First Lieutenant Perdomo, (1919–1976), the son of Mexican parents, was born in El Paso, Texas. When the war broke out, Perdomo joined the United States Army Air Forces (USAAF) as an aviation cadet and was trained to fly the P-47 Thunderbolt. After finishing his pilot training, he was assigned to the 464th Fighter Squadron, which was part of the 507th Fighter Group sent to the Pacific Island of Ie Shima off the west coast of Okinawa.

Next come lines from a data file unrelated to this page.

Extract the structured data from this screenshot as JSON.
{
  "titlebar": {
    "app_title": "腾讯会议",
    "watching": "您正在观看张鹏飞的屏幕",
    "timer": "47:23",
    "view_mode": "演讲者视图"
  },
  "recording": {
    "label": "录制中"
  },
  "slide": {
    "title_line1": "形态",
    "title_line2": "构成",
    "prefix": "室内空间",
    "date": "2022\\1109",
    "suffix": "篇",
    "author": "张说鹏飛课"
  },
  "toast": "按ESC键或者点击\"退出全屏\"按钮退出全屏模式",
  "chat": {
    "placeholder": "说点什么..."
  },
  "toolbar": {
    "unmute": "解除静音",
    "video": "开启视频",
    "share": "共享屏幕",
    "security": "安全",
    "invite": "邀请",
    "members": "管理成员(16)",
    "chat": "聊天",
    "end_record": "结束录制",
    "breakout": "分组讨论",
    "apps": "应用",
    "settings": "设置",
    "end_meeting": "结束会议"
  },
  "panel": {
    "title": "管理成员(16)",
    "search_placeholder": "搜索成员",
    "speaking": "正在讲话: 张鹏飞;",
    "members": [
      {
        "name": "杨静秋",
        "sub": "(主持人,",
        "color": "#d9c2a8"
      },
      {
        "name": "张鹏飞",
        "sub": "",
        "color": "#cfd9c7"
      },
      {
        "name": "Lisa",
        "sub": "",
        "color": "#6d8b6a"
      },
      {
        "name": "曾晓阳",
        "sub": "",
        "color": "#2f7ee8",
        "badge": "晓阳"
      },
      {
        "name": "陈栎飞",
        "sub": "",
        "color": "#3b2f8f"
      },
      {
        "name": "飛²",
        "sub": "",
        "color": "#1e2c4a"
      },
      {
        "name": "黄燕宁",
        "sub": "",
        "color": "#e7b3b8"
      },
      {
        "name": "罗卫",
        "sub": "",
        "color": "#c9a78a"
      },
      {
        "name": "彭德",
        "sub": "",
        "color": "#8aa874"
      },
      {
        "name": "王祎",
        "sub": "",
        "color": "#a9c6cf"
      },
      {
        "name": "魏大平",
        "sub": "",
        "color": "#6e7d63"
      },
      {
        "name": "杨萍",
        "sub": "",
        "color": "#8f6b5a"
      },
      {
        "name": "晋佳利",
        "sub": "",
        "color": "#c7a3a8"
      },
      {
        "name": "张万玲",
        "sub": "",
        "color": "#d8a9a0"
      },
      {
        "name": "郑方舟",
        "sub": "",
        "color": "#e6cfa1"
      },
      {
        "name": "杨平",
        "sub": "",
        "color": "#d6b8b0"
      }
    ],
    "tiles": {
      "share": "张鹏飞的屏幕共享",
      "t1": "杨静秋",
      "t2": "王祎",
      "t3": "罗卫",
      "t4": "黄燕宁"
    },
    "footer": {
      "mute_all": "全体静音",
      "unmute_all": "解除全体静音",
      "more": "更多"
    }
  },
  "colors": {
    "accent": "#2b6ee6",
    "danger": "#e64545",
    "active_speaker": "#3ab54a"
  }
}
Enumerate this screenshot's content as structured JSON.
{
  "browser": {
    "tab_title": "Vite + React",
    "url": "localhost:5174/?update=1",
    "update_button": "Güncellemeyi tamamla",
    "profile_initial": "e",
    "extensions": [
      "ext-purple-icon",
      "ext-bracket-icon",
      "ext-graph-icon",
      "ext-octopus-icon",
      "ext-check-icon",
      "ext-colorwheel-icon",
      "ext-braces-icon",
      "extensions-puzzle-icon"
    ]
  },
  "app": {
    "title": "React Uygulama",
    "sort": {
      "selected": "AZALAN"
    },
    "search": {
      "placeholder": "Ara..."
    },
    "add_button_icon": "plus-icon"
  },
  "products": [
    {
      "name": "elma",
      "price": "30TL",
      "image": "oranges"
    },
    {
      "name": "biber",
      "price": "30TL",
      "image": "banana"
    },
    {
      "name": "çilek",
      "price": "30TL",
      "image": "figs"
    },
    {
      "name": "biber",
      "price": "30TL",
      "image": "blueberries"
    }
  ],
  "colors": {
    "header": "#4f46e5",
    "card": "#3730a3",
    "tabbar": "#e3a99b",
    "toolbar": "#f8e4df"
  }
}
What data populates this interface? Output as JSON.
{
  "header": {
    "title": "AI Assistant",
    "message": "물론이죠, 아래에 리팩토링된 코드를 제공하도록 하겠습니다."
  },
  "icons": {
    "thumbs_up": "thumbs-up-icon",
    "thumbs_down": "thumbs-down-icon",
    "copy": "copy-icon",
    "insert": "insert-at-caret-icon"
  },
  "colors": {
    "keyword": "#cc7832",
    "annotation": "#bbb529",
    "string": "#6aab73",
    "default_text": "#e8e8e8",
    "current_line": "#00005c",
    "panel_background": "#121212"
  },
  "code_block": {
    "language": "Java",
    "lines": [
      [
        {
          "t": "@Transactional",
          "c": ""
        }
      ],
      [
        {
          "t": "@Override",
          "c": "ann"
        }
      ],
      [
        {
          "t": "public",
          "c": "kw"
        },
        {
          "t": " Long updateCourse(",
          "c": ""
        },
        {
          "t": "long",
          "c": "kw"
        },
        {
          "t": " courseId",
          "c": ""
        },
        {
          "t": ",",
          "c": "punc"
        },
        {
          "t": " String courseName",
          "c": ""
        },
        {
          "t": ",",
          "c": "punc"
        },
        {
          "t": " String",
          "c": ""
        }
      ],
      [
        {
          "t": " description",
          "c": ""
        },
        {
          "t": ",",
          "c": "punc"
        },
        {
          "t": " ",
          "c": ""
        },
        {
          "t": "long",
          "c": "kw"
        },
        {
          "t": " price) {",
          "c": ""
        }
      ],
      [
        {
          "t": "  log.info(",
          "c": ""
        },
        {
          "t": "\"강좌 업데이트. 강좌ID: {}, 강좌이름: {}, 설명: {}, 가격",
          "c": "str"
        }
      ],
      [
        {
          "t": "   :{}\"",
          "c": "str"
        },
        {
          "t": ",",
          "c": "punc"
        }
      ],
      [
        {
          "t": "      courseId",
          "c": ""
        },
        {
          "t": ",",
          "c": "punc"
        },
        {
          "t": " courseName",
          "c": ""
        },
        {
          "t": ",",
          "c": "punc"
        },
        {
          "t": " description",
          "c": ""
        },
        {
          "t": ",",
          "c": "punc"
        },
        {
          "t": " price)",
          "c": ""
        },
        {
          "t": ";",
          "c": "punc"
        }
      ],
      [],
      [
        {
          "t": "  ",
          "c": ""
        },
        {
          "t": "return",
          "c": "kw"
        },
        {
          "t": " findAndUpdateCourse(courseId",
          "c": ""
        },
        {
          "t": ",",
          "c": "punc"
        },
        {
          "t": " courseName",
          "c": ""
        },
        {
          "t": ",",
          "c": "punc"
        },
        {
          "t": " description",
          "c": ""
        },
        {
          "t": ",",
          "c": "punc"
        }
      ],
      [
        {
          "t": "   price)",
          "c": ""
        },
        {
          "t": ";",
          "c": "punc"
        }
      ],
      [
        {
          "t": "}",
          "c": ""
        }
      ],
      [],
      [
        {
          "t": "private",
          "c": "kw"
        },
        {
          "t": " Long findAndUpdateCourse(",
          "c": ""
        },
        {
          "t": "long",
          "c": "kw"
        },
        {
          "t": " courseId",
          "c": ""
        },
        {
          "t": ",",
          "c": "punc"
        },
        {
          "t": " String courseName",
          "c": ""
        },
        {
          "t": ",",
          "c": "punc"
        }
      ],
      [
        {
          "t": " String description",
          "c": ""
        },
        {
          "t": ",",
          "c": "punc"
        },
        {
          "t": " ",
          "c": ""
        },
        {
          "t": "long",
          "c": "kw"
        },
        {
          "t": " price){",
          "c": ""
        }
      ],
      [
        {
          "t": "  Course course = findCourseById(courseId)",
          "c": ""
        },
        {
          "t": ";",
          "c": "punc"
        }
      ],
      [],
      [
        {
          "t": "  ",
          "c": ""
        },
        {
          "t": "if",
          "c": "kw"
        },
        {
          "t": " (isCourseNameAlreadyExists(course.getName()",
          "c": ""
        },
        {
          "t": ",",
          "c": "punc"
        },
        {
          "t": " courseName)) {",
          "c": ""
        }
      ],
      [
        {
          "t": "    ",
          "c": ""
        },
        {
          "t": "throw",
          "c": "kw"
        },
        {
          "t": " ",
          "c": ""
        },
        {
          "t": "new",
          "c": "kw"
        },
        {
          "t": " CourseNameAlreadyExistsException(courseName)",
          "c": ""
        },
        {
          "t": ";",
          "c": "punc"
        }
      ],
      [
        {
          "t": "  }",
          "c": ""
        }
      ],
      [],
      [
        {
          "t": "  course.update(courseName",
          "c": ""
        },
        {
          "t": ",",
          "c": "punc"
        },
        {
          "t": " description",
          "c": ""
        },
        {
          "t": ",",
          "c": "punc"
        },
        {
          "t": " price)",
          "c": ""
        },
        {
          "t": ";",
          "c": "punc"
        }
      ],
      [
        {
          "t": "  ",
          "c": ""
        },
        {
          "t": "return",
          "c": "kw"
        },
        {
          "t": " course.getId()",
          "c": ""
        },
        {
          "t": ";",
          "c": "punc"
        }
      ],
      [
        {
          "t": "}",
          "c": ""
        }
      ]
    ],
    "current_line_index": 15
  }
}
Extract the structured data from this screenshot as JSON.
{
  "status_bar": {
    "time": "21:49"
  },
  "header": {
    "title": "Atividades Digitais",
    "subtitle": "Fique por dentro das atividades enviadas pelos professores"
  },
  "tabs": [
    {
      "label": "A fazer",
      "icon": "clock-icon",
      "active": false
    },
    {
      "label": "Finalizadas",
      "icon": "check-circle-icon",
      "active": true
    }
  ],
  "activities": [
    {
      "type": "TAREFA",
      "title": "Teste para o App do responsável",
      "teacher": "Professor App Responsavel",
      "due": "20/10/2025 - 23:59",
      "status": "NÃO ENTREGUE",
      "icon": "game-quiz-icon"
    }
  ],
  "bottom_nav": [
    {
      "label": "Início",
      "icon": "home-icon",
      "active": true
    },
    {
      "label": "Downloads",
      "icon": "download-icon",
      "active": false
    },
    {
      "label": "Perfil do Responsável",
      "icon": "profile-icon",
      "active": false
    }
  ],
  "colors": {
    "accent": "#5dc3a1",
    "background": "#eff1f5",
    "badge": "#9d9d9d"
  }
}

On August 13, 1945, 1st Lt. Perdomo shot down four Nakajima Ki-43 "Oscar" fighters and one Yokosuka K5Y "Willow" Type 93 biplane trainer near Keijo/Seoul, Korea. Perdomo's unit (38 Thunderbolts of the 507th Fighter Wing) engaged approximately 50 enemy aircraft. This action was Lt. Perdomo's tenth and final combat mission. He ended the war with the Distinguished Service Cross for extraordinary heroism in action and the Air Medal with one oak leaf cluster.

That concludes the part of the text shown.